Yes, a pumpkin is a squash (and squashes, by the way, are gourds), and so are crooknecks, acorns, butternuts, zucchinis, chayotes, pattypans, carnivals and all of the summer and winter squashes that take center stage in A Harvest of Pumpkins and Squash. The book begins with cookbook author Lou Seibert Pappas' thoughts on squash, from their history to their purchase and preparation, followed by a wonderful and useful squash glossary (squashary?). From there we proceed to squash recipes (squashipes?).

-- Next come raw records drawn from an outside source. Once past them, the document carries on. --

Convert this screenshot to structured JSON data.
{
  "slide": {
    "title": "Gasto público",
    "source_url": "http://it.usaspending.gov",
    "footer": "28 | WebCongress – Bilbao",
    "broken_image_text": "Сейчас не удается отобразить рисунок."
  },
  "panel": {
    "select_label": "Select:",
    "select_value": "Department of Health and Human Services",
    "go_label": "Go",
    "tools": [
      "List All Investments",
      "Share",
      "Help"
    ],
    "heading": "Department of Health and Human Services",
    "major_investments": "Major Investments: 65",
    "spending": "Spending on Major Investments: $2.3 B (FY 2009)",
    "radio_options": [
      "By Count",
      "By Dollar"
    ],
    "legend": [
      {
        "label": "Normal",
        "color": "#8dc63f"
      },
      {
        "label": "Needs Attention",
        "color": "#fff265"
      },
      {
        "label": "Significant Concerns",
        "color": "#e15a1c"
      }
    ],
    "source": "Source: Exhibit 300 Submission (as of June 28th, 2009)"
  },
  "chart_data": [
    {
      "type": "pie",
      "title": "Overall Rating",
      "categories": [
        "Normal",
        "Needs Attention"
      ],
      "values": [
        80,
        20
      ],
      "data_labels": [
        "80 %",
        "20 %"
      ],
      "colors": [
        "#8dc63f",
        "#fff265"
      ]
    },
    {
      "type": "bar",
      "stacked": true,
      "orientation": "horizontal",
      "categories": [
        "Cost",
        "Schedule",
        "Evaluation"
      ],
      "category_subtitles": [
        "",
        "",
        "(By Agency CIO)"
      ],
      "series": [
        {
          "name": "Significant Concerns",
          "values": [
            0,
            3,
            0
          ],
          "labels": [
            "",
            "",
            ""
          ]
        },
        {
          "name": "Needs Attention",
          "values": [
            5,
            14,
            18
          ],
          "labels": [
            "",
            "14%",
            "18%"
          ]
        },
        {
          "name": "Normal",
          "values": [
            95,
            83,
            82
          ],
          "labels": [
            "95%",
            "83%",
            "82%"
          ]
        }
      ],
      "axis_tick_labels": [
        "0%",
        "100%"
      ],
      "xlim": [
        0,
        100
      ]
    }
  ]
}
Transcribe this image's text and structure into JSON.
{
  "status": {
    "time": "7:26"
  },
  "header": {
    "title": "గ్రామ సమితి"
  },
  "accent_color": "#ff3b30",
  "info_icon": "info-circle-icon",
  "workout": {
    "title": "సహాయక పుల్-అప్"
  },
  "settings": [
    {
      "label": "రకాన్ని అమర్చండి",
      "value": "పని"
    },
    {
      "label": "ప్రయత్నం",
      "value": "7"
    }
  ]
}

Cooking with squash doesn't begin and end with zucchini bread (page 20) and pumpkin pie (page 84), though the book contains interpretations of both -- for the pie, the spicy pumpkin custard is spiked with maple and adorned with caramelized pecans and cognac whipped cream; for the bread, the traditional zucchini loaf of a thousand garden bumper crops is realized with wheat flower and golden raisins. If these interpretations strike you as unnecessary, try one of the recipes for less iconic dishes. Start your meal with a cheesy squash soup served in sugar pumpkin shells (page 34) or serve a showstopping, Moroccon-influenced main dish soup of meatballs, chard and kabocha (page 39). Pair a good basic recipe for the autumn classic roasted root vegetables (page 48) with Greek-influenced "bandit-style" lamb chops (page 63). Since pumpkins are central to autumn baking, invite your friends over for coffee and a slice of cranberry walnut pumpkin coffee cake (page 18), to help you decorate pumpkin muffins (page 17), or for a breakfast of pumpkin-orange waffles (page 25).
Whatever recipe you try -- pasta? chicken? souffle? salad? polenta? ice cream? -- you will find a new way to express the unique character of this versatile food. If sunny crooknecks and pear-shaped chayotes symbolize summer's roadside garden stand, then the ubitiquitous pumpkin represents autumn's harvest fields. Accordingly, most of the recipes focus on winter squash, inviting the home cook to prepare and share a hearty, warming meal. Autumn is a cozy, hospitable season, so how fitting to celebrate with this Harvest.